Человека, все глубже продвигавшегося по пути индивидуализации, все тревожнее мучил вопрос, остающийся без внятного ответа: «А зачем?» Способ решения гамлетовского вопроса обнаружил Блез Паскаль. Ему уже было очевидно, что ни цинизм Макиавелли [263], ни ригоризм реформаторов [262] не прояснили духовных целей бытия. И Паскаль понял, что подавляющему большинству проще спрятаться от неудобного вопроса. Или, иначе говоря, совершить бегство от самого себя и собственного вопроса о смысле. Такое средство оказалось относительно простым и даже легко достающимся анальгетиком от моральной депрессии, порожденной свободой.

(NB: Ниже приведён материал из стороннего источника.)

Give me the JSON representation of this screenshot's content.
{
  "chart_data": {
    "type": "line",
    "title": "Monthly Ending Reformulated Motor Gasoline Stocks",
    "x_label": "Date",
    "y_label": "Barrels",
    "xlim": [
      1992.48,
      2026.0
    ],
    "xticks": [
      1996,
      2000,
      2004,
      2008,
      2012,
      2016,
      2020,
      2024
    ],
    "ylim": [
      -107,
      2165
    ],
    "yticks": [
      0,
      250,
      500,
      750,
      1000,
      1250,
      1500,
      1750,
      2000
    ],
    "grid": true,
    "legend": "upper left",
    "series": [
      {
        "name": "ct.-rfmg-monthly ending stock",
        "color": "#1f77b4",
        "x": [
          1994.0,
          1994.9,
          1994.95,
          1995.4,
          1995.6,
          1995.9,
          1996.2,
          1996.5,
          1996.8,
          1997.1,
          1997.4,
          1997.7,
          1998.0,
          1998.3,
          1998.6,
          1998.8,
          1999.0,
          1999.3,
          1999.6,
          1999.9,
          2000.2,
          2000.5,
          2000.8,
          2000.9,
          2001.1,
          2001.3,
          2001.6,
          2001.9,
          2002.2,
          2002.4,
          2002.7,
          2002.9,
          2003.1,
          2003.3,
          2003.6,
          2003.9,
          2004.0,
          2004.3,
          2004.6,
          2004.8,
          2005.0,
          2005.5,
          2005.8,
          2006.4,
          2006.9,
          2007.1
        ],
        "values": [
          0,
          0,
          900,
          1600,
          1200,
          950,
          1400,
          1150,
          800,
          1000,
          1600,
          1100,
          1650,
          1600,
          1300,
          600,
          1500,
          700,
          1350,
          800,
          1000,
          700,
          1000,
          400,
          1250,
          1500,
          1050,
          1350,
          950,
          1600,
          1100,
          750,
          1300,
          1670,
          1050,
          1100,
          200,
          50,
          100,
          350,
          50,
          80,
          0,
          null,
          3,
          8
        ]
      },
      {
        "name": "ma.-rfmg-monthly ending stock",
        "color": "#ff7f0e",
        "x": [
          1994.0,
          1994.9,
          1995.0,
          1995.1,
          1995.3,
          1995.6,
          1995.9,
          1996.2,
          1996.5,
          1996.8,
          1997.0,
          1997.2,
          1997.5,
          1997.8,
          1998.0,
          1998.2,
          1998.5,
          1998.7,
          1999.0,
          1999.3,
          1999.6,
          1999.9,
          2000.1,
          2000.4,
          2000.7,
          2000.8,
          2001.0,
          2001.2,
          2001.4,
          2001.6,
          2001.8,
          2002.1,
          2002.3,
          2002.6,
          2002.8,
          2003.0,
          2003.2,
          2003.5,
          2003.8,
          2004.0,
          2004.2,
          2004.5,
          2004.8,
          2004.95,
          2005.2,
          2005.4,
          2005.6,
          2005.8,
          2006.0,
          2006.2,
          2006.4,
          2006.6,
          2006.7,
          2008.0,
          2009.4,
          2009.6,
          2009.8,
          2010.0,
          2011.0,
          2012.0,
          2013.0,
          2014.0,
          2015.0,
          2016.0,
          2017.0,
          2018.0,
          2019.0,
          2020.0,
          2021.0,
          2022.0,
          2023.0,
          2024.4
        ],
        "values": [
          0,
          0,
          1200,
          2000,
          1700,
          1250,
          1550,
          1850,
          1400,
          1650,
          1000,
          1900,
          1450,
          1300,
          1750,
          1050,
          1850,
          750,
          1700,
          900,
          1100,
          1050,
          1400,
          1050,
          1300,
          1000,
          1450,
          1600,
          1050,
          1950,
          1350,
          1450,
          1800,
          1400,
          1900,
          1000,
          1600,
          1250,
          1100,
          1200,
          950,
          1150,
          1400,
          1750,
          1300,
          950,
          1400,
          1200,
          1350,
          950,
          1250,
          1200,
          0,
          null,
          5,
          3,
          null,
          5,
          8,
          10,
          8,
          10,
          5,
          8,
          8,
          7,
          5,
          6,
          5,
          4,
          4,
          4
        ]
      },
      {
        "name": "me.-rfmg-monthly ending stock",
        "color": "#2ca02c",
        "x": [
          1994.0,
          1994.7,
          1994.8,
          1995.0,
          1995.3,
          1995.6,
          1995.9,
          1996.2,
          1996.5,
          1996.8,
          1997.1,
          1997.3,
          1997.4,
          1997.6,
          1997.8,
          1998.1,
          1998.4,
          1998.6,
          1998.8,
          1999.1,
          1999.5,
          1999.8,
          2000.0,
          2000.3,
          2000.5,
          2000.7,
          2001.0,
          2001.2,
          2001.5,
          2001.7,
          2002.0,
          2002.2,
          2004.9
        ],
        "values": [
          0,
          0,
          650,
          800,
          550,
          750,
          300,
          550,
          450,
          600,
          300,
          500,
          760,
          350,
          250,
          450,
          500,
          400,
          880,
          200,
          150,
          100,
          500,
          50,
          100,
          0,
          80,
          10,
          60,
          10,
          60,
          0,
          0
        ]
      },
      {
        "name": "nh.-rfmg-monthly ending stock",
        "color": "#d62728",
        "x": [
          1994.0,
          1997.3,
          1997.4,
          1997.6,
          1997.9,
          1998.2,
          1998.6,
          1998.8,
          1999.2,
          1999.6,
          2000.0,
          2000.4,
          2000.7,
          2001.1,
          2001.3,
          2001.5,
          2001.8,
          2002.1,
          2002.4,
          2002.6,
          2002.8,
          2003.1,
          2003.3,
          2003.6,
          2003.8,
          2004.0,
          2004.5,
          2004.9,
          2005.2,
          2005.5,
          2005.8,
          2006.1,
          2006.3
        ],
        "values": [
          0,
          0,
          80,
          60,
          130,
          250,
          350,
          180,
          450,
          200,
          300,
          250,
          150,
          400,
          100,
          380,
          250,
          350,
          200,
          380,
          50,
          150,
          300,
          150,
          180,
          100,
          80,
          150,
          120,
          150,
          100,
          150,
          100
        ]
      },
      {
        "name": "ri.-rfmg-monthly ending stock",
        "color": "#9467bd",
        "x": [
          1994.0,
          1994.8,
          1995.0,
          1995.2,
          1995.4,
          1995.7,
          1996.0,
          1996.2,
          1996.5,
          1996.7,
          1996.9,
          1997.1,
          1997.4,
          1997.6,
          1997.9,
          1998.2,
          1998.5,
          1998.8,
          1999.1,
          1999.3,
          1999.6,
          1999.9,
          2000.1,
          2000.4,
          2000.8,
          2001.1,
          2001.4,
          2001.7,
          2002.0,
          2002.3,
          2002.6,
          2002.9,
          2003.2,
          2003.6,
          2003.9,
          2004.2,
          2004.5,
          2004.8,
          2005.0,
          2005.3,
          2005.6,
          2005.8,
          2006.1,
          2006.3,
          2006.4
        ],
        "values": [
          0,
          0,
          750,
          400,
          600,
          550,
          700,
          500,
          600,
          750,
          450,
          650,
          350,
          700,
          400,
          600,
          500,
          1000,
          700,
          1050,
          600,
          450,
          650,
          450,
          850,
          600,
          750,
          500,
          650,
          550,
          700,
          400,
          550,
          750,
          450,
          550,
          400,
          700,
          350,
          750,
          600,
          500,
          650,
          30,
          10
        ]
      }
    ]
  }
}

Слова Паскаля: «Единственное благо людей состоит в развлечении от мыслей о своем уделе; это может быть какое-нибудь занятие, сбивающее мысли на другой путь, или какая-нибудь приятная страсть, их заполняющая, или игра, охота, увлекательное зрелище – одним словом, все, что зовется развлечением» [326, с. 140], выразили слишком много для XVII века и стали вполне понятными только в XX столетии.

Неспособность оправдать неотвратимость смерти, горестей, полное неведение целей бытия провоцируют человека на поиск счастья в недумании, в единственной утехе – в развлечениях, отгораживающих от размышлений о судьбе. Именно в этом контексте слова Паскаля «повторил» Э. Фромм. Чувство отчуждения от смысла бытия требует либо преодолеть его, либо заглушить. Второе значительно проще, и мы бездумно окунаемся в рутину ежедневных дел, завершающихся «легкими» развлечениями «повеселиться», «покататься», «посмеяться» и т. д. Необыкновенный расцвет индустрии массовых развлечений в XX веке стал вполне адекватным ответом на соответствующий запрос.

Однако это было уже значительно позже. Одна из самых ярких культурных форм Нового времени, локализованная между «дерзостью» Возрождения и иррационализмом XX века, – век Просвещения – отразила процесс индивидуализации наиболее показательно. Именно тогда были сформулированы требования социальной эмансипации индивида, что естественным образом следовало из возросших притязаний персоны, прощающейся с «детскими воспоминаниями» о Средневековье [450; 451]. Впрочем, надежда на то, что «всеобщий разум» приведет к свободе, равенству и братству, оправдала себя далеко не в полной мере.

«Диалектика Просвещения» М. Хоркхаймера и Т. Адорно истолковала Просвещение в качестве тотальной оппозиции мифу, нацеленной на лишение его могущества. Но «демифологизация», превратившаяся в рациональное требование подчинения внешней природы ради самосохранения, обернулась подавленностью внутренней природы человека. Несмотря на весь позитивистский запал [228; 229], нуллификация религиозно-метафизических картин мира привела к утрате способности беспроблемного обоснования смысла индивидуального существования. Надежда на преобразующую силу Разума привела к абсолютно непредсказуемым противоречиям, разрешить которые оказались не в силах ни «категорический императив», ни дальнейшее развитие концепций социальной справедливости.